Vivienne, Sonja and Jean Burgess. “The Digital Storyteller’s Stage: Queer Everyday Activists Negotiating Privacy and Publicness.” Journal of Broadcasting & Electronic Media 56.3 (2012): 362-377.

Waitt, Gordon and Andrew Gorman-Murray. “‘It’s About Time You Came Out’: Sexualities, Mobility and Home.” Antipode 43.4 (2011): 1380–1403.

Zuckerman, Ethan. “New Media, New Civics?Policy & Internet 6.2 (2014): 151–168.

Comments

I appreciate your survey response: it raises a number of interesting and significant questions, and it makes me realize that I haven't given enough thought to algorithms.

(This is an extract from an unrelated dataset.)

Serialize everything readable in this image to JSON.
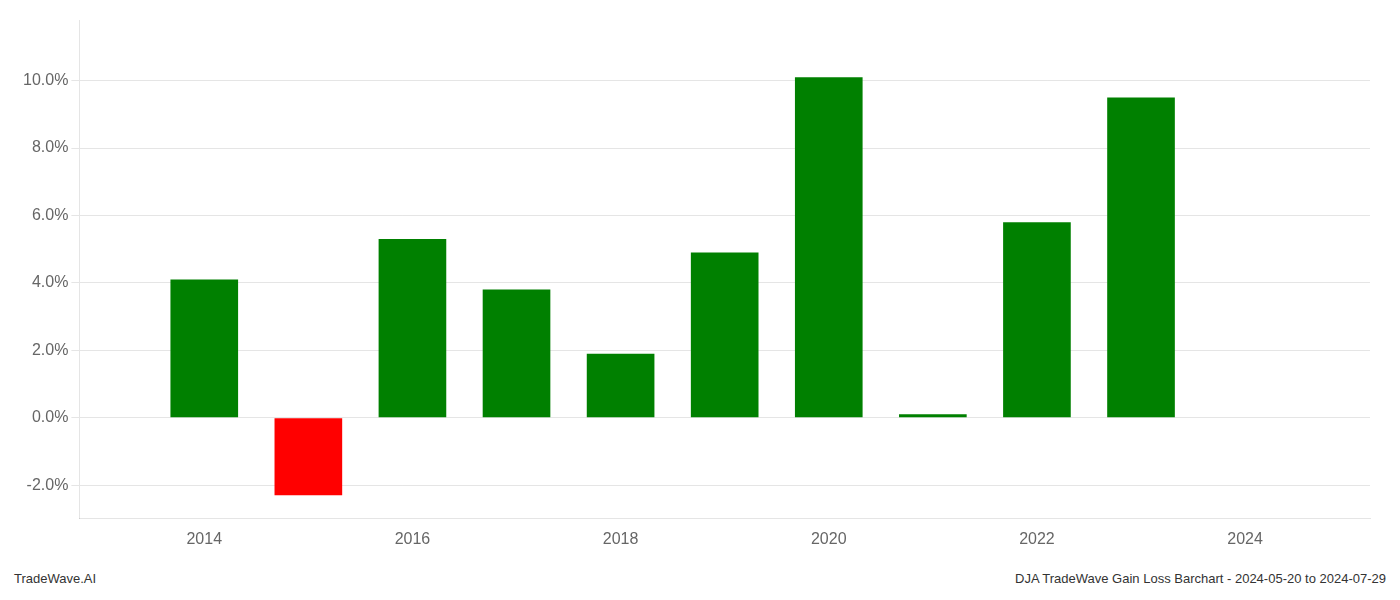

This point really stood out to me: "whether one adheres to or deviates from the data set, these become the defining criteria — not according to GLBTQ communities, members, individuals, participants, allies, etc., but according to the collection of algorithms of so-called 'contextual' or 'associative' search engines."

It has me thinking broadly about the way people are shaped by even the most mundane interactions – with people, with environments, with tools. While these interactions may go unnoticed (algorithms seem so invisible, just working in the background of our online activities), these interactions can shape perceptions of one another, of the self. If these systems operate according to an established binary “of conformity or deviation from a norm,” then any interaction with this system shapes the user’s perception of normativity. That’s significant!

So we are influenced by the algorithm (we’re shaped by our interaction with it), but who influences the algorithm?

As demonstrated by your example, these algorithms are limited: they operate according to a specific model, and affected parties have little (to no) room to influence it. Even though your journal followed the “correct” citation method, even though you contacted them to correct the error, JFK remains your co-author. "It produces rather than identifies” normative values, potentially taking a level of control away from communities who would otherwise do the work of defining and identifying themselves.

As a result, algorithms don’t appear to be very “democratizing and liberating.” Instead, they seem to constrain online behaviors and quietly influence our sense of self. It makes me uncomfortable. I wonder what JFK would say.